ミニ講座vol.037

なぜ中途採用で優秀な人材が採れないのか?!3

前々回から中小企業が採用に失敗し、優秀な人材を獲得できない4つのポイントをお話しています。
 
いくら人事評価制度を導入し、教育を徹底してもどうしても素材がダメで優秀な人材が育たない。そのために企業の成長がストップしてしまう。
こんな問題を抱える中小企業が非常に多いのです。
 
したがって、優秀な人材を確保するための採用ノウハウ、これが企業の成長に欠かせないものになってきます。
 
にもかかわらず、実態は採用にあまり社長が力を入れていない中小企業が非常に多い。私はこの現状に危機感を抱いています。

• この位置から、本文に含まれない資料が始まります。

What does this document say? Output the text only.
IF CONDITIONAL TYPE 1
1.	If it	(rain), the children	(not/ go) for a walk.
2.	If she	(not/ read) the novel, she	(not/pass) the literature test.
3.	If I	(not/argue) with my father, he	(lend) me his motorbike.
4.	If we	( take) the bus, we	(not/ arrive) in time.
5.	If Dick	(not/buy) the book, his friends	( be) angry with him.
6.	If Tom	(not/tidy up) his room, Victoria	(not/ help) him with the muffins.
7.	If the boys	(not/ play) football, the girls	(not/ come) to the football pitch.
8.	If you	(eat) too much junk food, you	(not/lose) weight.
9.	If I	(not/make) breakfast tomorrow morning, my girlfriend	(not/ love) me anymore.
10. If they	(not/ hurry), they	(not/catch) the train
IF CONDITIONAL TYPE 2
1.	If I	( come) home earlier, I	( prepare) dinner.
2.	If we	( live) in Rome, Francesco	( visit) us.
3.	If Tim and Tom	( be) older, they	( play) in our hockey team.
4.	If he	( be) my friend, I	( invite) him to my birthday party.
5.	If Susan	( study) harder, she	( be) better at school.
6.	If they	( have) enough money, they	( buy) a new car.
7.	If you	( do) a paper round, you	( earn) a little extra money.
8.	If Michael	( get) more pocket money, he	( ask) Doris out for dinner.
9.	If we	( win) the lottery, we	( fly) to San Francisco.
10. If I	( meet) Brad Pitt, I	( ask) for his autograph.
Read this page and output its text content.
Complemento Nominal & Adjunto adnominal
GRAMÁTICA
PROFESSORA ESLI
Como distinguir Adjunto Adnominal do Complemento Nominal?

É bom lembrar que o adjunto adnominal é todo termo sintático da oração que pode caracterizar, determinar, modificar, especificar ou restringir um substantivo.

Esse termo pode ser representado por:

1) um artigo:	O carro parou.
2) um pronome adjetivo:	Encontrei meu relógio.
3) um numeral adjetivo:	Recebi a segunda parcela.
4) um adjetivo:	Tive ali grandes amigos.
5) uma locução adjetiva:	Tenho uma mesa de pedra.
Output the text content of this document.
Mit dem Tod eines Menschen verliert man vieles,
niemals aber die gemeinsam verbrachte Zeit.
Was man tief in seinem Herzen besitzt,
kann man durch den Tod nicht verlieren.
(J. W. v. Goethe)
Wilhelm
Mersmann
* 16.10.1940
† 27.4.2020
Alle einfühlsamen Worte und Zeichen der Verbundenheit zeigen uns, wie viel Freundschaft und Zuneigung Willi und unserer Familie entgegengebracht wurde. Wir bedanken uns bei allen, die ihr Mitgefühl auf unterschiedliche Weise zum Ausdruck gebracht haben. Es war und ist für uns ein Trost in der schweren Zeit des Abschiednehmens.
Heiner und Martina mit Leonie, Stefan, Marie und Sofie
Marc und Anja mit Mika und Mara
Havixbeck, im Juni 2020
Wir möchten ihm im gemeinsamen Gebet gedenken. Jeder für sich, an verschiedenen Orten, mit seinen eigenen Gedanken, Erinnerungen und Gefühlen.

一人でも多くの経営者がこの危機的状況に気づき採用に力を入れていただけることを願っています。
 
前号までで採用に失敗するパターン、【求める人材レベル以下の人を採用担当者としている】、【人材補充形式の採用方法】についてお話しました。
 
【求職者へのアピールが足りない】、これが採用に失敗する3つ目の原因です。
 
例えば、「正社員募集!」「アルバイトさん大募集!」等をタイトルに大きく掲げた求人広告をよく見かけます。
 
その内容を見てみると、
・職種、仕事内容
・給与
・資格
・休日
・待遇(保険、交通費等)
・勤務地
・応募方法等
お決まりのパターンです。
 
まず、どういう人材が欲しいのか、これを明確にしなければ欲しい人材は集まりません。求人広告にもどういう人材を求めるのかをできるだけ具体的に表現しましょう。
 
例えば、
『企画経験者』と書くより
『ホームページのデザインに興味がある方』
 
『営業経験者』と書くより
『個人のお客様に対して資産づくりのお手伝いを提案できる方』
 
と表現した方が求める人材が集まります。
 
また、入社後本人にどういうメリットがあるのかを伝えなければなりません。やはり、求職者は自分の将来の目標や夢をかなえてくれそうな会社を選びます。もちろん、このように自分の目標をきっちり持った人材の方が優秀なのはいうまでもありません。
 
例えば
『他では身につけられないキャリアを習得できます』
『責任を持って経営者に育てます』
・・・・・・・等々
 
こうして考えると、求人へのアピールも顧客へのアピールと同じことだということがわかります。
 
顧客もターゲットを絞り込めば絞り込むほど、自社が取引したい顧客にリーチできますし、自社の顧客になってもらった場合、顧客側にどんな利益が得られるのか、どんな体験ができるのかが伝わらないと反応は薄いでしょう。
 
あなたの会社の求人広告には表現できていますか?!
「欲しい人材の絞込み」と「入社後のメリット」
営業広告と同じ視点で考えてみてください。